Mortality’s whisper

ian on sundayThe work of the Portuguese poet Fernando Pessoa (1888-1953) is hardly known to English-speaking peoples. Most of his life he was a low-level free-lance commercial correspondent. He reported and wrote about day-to-day transactions in the hum-drum world of business.

The routines of his earning career were completely ordinary. They provided him with only a precarious living, but gave him ample time for what really was the only thing that mattered to him: poetry. However, very little of his verse was published in his lifetime. His love of writing overwhelmed him and he lived only for that. Publication hardly mattered. It can almost be said that he wrote in strictest secrecy.

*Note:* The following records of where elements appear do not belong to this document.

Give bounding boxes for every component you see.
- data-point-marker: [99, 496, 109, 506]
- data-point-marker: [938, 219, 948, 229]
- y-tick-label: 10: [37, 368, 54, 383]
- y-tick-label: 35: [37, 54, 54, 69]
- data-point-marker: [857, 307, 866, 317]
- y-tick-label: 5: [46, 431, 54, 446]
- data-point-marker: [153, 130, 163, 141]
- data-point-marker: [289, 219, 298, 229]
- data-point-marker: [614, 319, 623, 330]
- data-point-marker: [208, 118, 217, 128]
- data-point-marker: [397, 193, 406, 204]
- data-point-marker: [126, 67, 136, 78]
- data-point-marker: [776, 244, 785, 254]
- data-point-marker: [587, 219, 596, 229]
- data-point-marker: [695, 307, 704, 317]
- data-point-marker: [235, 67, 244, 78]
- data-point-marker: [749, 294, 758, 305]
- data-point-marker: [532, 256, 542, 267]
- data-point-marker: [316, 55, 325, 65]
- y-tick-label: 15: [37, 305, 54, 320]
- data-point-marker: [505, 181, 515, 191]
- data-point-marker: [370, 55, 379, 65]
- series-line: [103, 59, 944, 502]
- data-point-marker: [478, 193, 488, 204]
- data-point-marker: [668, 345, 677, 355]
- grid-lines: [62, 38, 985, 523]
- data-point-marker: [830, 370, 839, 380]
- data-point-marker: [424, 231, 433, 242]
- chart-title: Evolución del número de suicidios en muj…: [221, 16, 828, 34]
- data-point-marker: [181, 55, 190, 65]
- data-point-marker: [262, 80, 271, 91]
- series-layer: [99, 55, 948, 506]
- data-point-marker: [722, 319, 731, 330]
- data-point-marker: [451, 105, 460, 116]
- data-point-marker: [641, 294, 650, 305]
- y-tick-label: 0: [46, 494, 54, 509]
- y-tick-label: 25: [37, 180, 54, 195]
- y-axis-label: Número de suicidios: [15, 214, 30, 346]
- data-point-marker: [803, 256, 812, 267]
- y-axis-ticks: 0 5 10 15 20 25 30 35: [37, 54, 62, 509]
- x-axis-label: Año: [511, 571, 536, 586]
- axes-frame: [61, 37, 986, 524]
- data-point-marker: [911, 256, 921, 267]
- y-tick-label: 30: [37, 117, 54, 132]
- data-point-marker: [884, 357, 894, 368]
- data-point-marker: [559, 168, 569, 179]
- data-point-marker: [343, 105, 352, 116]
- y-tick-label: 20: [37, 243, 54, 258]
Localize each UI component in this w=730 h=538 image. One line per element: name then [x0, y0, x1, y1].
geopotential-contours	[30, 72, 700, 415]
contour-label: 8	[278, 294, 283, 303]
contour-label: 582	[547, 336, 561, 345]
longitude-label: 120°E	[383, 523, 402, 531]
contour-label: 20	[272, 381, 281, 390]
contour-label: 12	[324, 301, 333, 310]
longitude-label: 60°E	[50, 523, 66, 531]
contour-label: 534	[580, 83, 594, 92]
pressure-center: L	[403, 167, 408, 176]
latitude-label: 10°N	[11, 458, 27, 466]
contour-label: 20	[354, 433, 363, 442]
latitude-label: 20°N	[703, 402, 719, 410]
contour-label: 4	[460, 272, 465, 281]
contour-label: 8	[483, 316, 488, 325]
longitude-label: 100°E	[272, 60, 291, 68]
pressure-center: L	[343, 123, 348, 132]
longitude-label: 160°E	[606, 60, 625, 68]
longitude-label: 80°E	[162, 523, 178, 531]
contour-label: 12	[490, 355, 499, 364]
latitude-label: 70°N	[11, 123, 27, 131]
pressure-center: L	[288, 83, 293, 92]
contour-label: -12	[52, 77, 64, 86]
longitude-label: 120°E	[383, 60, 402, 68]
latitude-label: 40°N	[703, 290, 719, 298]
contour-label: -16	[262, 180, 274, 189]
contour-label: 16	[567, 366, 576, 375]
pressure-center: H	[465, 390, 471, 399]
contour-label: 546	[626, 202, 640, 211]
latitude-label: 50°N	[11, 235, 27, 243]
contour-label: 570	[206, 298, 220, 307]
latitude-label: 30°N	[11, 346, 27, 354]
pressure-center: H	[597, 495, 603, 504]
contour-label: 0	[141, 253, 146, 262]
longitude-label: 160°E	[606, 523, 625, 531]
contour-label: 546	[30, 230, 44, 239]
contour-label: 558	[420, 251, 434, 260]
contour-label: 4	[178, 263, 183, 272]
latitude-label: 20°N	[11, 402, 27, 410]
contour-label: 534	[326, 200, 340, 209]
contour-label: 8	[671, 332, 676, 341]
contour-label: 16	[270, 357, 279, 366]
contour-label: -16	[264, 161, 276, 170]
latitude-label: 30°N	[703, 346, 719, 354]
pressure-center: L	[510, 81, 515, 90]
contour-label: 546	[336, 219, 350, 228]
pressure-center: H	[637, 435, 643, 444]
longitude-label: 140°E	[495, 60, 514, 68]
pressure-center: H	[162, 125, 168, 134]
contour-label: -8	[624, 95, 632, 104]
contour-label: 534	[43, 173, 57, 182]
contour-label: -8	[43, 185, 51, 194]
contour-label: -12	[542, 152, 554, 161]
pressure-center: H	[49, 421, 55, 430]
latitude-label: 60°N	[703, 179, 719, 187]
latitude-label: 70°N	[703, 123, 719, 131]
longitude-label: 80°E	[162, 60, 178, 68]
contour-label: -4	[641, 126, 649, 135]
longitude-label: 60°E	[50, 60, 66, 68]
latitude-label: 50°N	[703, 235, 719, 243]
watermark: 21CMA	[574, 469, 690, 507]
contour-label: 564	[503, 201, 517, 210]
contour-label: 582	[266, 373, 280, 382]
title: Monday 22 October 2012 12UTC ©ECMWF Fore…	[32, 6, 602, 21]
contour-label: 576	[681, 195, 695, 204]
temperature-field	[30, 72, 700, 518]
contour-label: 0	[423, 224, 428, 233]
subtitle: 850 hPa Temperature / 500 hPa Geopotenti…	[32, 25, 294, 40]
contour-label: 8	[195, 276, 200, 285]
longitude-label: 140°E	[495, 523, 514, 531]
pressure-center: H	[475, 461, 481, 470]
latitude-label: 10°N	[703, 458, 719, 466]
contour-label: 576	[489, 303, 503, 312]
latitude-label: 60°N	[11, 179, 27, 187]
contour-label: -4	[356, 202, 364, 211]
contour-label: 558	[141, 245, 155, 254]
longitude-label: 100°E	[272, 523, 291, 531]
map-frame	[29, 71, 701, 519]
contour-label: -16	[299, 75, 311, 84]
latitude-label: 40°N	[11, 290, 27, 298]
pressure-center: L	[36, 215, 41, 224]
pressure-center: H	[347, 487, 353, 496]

After Pessoa’s death vast quantities of unpublished prose and verse were discovered jumbled in a big trunk at his sister’s house.  Since then sifting through the material, publishing it, discussing and interpreting it has become a growth industry in European academic circles.

No label fits him: symbolist, modernist, existentialist, occultist even – he was all of them at different times and sometimes simultaneously. His poetry is controlled, unsentimental, totally removed from unreflecting spontaneity.

Central to it are the mystery and terror of existence and the anguished endeavour to make sense of oneself in relation to the universe. Why in God’s name or for no reason at all did the universe come into existence? If life ends in blank nothingness what is its purpose – to what end do we potter around for a few decades and then disappear?

Pessoa is a deeply serious poet. No poem must come easily. Each must be a new raid on the inarticulate, a fresh attempt to capture the uncapturable. He expresses it like this in one stanza of a poem called. Soon As There Are Roses:

Soon as there are roses, I want no roses

I want them only when there can’t be any.

What should I do with the things, many,

On which, at will, any hand closes?

A remarkable feature of Pessoa’s work is his invention of three poetic persona through which he expresses himself. Here is an extract from a poem by “Ricardo Reis” who is Pessoa writing in his neo-pagan persona, a Horace who has wandered into the 20th century. The poem strikes a chord in me, perhaps in all of us who are old, as we face an “Autumn [which] comes/With its implicit Winter.” How distant the sound seemed once, but mortality’s whisper is much closer and louder now.

From Odes

By Fernando Pessoa (translated by Peter Rickard)

Destiny, O Lydia, is my dread. Nothing is sure.

At any hour, that may befall us

By which we are entirely changed.

Beyond the known, our every step

Is strange: stern spirits guard

The boundaries of custom.

We are not gods; our blindness bids us fear.

Let us prefer the meager gift of life

To the novelty of the abyss.

 

Build no Utopia, Lydia, for the time

You fancy yet to be, nor count upon

Tomorrow. Today fulfils itself, and does not wait.

You are yourself your life.

Contrive no plan, for you are not to be.

Perhaps between the cup you drain

And the same replenished, Fate

Will interpose the void.

 

When, O Lydia, our Autumn comes

With its implicit Winter, let’s save

A thought, not for that future

Spring, which others will enjoy,

Nor for that Summer whose dead we are,

But for the remnant of what passes on –

The present yellow in the life of leaves,

Making them different.

It is a sad thought that so much we loved, so many we loved, will never come again. But let us not despair. No day is the same, for the old as much as for the young, and what is beautiful and different in all the days which are left can be savoured to the end. Probably we should plan not much further than that. Around the next bend in the river may come great Kaieteur.